Though it's unclear whether the ad campaign had any effect, Scientology scored a major victory in January when the U.S. State Department issued its annual international human rights report. Among the report's survey of notable developments around the world, it mentions" the sharp debate surround [ing] the activities of the Church of Scientology, whose members allege both government-condoned and societal harassment." Though it contains no outright condemnation of German actions, the report lists, in carefully neutral language, German measure taken against Scientology.

The State Department argues that it is compelled to speak out, since some German policies have affected U.S. citizens, such as Chick Corea. "Mind you, there's no defense of Scientology here," says Steven Coffey, of the State Department's Bureau of Democracy, Human Rights and Labor. "It is simply the fact that the German government has, for reasons that are totally unclear, decided to take action against a group that it itself said has committed no criminal acts." The impact of the report was subsequently undermined when the new secretary of state, Madeleine Albright, called the Scientology ads "distasteful and historically inadequate" and called the report "a subject that needs to be worked out."

Several members of Congress, including representatives Donald Payne of New Jersey and Cynthia McKinney of Georgia, have criticized German policy, some after being contacted by celebrity Scientologists.
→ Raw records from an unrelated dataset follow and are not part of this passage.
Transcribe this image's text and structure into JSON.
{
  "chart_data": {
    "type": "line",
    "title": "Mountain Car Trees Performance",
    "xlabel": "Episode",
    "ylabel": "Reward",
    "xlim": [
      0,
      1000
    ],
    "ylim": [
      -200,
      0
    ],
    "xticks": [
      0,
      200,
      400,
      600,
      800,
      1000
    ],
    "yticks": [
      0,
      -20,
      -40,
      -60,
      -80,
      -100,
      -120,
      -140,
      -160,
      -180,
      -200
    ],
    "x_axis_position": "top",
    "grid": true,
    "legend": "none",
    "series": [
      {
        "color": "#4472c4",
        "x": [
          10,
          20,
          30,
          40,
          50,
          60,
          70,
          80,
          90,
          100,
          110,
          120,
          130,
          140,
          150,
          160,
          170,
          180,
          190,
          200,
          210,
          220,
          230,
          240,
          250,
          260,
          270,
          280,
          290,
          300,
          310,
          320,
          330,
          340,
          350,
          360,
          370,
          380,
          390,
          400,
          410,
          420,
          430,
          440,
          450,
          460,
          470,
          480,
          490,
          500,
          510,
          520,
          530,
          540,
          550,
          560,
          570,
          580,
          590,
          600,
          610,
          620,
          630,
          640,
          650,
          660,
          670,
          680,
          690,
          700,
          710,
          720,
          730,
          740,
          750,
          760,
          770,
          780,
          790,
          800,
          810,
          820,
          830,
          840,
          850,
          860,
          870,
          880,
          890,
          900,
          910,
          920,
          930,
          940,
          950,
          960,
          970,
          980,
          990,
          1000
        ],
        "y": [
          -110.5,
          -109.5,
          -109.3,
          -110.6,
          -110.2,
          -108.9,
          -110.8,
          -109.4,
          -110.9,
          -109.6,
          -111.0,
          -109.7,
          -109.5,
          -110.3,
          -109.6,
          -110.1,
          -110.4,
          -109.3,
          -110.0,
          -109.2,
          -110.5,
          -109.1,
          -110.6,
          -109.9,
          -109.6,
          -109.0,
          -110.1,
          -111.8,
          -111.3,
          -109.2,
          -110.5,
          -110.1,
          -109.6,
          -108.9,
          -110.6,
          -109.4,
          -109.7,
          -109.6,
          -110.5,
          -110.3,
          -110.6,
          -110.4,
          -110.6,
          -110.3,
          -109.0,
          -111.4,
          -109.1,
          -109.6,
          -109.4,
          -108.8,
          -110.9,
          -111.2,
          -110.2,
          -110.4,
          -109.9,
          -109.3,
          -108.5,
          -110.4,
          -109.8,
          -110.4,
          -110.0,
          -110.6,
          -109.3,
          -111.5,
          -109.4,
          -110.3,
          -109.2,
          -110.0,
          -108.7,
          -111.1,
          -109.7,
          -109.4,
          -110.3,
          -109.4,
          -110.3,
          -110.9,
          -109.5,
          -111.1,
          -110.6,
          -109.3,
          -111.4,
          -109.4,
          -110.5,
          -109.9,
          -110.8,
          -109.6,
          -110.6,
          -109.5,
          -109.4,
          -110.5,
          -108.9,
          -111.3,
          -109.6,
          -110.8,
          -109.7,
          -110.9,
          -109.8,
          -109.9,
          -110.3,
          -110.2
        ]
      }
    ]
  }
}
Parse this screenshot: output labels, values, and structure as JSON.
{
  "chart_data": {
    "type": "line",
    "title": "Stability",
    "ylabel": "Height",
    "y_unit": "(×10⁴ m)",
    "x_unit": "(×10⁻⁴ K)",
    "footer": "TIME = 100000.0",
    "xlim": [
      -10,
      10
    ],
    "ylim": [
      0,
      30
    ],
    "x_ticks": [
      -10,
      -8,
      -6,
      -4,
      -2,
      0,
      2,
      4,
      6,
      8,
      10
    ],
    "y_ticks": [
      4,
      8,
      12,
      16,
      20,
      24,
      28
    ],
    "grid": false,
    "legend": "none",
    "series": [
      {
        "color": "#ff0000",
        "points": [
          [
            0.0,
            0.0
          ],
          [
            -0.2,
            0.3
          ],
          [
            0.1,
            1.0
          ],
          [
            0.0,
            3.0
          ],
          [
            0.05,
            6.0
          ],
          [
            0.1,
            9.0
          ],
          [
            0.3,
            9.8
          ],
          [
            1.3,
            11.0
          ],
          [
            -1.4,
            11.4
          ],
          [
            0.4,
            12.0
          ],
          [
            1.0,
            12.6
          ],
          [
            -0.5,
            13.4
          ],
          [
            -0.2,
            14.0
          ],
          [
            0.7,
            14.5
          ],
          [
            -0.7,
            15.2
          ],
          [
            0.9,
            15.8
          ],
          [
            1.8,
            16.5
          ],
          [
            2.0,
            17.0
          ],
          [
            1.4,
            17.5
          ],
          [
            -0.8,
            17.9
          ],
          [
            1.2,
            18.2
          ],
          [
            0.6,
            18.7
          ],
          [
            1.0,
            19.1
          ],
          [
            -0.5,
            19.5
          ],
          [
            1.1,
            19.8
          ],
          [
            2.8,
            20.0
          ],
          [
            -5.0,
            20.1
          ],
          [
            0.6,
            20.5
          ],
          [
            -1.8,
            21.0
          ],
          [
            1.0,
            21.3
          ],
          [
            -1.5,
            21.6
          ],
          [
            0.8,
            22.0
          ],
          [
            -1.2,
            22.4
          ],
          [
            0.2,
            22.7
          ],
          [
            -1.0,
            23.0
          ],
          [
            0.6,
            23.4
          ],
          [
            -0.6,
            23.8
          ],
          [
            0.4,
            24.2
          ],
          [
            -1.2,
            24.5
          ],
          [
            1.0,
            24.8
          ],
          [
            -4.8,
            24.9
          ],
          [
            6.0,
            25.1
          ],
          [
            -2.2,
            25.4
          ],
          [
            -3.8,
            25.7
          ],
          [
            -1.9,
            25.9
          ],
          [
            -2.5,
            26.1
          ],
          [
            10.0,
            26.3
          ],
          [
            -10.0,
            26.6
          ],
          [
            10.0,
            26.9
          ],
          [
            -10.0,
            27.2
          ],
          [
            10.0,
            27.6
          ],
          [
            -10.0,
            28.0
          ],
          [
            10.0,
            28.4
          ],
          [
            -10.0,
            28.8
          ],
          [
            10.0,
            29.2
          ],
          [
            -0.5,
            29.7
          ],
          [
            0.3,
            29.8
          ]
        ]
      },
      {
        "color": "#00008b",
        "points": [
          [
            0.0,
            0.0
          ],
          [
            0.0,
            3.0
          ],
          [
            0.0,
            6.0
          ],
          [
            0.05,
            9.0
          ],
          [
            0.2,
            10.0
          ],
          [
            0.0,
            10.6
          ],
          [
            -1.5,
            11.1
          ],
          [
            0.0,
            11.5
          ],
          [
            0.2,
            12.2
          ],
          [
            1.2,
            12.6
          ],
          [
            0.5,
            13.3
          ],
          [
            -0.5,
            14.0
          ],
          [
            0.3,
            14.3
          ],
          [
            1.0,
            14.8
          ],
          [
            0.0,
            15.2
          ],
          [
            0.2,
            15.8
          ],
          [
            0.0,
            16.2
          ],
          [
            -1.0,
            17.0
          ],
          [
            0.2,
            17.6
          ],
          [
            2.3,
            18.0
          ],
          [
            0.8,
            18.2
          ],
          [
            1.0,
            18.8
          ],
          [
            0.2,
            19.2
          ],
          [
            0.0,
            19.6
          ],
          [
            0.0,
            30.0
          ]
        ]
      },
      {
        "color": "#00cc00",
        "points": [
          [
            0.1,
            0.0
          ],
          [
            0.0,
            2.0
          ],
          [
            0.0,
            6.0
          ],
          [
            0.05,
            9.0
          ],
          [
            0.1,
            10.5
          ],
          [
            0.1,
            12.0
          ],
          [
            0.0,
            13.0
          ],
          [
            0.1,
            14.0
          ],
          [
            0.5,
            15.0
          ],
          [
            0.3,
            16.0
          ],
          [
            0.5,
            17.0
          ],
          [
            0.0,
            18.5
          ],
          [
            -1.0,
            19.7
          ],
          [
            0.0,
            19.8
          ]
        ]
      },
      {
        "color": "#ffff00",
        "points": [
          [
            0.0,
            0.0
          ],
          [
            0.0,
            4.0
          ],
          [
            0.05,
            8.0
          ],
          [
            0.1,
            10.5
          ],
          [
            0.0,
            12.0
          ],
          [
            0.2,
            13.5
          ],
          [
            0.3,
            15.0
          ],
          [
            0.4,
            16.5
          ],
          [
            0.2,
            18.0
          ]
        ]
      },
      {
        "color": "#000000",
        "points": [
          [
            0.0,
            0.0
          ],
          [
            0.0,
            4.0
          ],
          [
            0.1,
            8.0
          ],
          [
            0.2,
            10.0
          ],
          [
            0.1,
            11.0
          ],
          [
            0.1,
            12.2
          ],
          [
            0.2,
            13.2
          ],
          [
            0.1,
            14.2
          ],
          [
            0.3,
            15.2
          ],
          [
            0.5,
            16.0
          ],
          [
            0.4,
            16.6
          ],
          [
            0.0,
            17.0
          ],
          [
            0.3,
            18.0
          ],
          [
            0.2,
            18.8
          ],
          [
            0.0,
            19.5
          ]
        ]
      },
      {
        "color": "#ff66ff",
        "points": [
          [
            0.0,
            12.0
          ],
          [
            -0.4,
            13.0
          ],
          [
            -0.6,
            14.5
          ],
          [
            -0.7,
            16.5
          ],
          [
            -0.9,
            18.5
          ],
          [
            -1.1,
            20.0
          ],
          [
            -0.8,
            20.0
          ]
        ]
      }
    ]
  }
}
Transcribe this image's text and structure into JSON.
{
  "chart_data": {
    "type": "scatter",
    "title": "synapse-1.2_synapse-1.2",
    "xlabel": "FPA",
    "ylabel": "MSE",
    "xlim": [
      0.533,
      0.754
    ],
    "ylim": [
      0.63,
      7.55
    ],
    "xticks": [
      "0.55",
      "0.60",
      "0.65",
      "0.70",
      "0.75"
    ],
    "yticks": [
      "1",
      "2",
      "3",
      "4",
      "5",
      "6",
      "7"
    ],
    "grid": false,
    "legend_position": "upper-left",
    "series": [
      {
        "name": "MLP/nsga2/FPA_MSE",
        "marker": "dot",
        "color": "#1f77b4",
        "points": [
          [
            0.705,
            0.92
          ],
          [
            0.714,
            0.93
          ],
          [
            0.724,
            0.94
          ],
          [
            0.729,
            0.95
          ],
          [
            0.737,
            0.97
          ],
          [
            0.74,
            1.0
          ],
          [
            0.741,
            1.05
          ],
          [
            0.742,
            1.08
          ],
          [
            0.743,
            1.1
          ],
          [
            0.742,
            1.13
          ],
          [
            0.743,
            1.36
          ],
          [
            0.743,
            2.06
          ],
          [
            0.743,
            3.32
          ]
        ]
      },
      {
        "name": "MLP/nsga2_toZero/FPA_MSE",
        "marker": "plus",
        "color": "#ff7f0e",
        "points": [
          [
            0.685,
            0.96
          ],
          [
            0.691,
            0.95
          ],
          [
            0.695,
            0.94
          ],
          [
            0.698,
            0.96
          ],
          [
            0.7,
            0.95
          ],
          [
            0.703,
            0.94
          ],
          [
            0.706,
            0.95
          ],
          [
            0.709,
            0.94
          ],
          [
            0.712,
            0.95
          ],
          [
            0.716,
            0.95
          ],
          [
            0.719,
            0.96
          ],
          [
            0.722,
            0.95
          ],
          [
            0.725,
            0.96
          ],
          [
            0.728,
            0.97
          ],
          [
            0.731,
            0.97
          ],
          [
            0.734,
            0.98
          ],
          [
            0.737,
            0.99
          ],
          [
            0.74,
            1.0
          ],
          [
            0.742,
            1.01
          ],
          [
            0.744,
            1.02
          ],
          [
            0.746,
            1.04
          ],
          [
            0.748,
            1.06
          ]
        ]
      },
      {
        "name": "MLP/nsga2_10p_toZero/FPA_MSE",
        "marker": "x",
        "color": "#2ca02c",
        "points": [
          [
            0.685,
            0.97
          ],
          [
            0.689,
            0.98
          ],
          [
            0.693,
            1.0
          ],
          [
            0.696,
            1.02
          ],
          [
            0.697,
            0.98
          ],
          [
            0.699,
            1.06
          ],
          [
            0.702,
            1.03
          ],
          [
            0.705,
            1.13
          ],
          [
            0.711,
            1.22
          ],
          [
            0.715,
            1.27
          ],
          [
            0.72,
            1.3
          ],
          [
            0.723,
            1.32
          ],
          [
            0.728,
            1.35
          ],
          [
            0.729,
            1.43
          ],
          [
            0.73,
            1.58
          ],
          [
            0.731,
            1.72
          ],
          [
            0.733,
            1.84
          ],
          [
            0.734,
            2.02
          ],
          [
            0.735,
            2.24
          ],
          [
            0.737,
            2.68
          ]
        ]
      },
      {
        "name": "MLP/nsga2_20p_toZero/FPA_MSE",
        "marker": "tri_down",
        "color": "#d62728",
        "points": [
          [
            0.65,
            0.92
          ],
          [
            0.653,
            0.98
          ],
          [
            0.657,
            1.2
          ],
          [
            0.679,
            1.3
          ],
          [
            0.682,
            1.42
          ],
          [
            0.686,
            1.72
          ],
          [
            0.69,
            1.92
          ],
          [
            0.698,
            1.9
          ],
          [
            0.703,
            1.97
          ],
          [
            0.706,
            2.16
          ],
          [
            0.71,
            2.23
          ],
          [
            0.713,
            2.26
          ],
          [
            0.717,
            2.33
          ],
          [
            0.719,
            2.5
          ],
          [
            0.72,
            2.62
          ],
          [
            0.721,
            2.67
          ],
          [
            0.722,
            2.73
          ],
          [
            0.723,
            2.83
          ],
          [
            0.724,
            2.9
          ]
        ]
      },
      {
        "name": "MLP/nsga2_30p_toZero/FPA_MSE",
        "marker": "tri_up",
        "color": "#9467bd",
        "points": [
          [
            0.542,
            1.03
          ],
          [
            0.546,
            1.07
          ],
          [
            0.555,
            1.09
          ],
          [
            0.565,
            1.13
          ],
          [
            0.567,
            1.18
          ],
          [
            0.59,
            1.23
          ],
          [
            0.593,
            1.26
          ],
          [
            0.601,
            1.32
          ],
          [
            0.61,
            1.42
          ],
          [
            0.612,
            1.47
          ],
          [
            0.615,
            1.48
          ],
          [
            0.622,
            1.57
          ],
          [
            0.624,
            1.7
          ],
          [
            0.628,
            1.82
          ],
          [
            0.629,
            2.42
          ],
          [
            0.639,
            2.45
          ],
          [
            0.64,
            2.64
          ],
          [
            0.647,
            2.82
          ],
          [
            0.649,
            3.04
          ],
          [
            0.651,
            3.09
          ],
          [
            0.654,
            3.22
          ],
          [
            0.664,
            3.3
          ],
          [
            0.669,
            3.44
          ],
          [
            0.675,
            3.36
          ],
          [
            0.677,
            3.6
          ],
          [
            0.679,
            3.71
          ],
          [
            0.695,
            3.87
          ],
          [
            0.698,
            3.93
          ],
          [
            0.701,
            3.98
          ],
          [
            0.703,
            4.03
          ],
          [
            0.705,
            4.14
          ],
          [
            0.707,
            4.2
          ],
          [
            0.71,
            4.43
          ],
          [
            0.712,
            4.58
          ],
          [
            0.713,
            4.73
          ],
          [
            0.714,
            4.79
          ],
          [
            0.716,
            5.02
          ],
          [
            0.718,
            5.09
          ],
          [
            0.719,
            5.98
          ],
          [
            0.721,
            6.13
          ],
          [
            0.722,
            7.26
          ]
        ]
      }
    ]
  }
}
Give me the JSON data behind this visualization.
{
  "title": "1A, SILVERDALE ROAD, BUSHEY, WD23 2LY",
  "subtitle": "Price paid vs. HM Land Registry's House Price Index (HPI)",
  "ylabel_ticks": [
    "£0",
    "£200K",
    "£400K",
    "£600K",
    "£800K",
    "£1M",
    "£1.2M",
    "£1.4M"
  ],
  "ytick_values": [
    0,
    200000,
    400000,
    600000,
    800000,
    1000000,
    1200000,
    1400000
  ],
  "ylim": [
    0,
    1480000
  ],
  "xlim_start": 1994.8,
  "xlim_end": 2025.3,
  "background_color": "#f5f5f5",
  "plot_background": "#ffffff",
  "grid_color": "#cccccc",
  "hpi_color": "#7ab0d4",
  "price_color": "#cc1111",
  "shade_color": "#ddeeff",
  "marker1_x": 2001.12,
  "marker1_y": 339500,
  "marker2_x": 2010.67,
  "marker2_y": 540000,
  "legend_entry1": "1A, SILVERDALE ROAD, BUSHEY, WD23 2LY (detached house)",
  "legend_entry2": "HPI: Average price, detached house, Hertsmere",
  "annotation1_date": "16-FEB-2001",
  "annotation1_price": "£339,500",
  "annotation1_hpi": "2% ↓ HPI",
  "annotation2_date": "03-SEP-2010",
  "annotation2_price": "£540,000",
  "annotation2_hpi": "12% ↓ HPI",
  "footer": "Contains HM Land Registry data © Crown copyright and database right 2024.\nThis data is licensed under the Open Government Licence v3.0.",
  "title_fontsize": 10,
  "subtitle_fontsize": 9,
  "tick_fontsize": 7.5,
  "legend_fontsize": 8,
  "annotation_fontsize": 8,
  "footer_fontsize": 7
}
McKinney was alerted to the situation by the singer Isaac Hayes. "I don't know much about Scientology, but I do know about Isaac Hayes," she says. "What I've been told by [him] is that the Scientologists provide discipline for success and that the methods that are used to train and organize the mind are quite applicable to inner-city settings, where young people need to develop that same discipline. I haven't gone to the next step with Mr. Hayes, but certainly we need to look at opportunities for young people."

Despite the public relations nightmare, German officials are determined to continue on what they feel is a just, if risky, course. It is our responsibility to inform&and to guard the people against [the Scientology organization] of course, within legal limits," says peter Hausmann, a spokesman for the German government.

Numerous other governments have begun investigating Scientology, including Belgium, the Netherlands, and Switzerland. Last November a court in Lyons, France, convinced a prominent Scientologist of involuntary homicide in connection with the suicide of a member who couldn't pay for Scientology courses. In December an Italian court sentenced 29 Scientologists to jail for "criminal association." And in January, police in Clearwater reopened a case of a Scientologist who died under mysterious circumstances at a Scientology hotel in 1995 after she told her parents she planned leave the group.

In Germany, debate grows more lively over what is the appropriate degree of government response. Last fall, a former minister of justice declared that the state should be more restrained in its dealings with Scientology. Anne Fuhle, who investigates sects in Berlin, agrees. "It seems that thee U.S. is more easygoing," she says, "I feel it should be more easygoing here. I think it's necessary to deal with it on a solid, unemotional bases." Then she turns to her mounds of complaints about Scientology and plows in.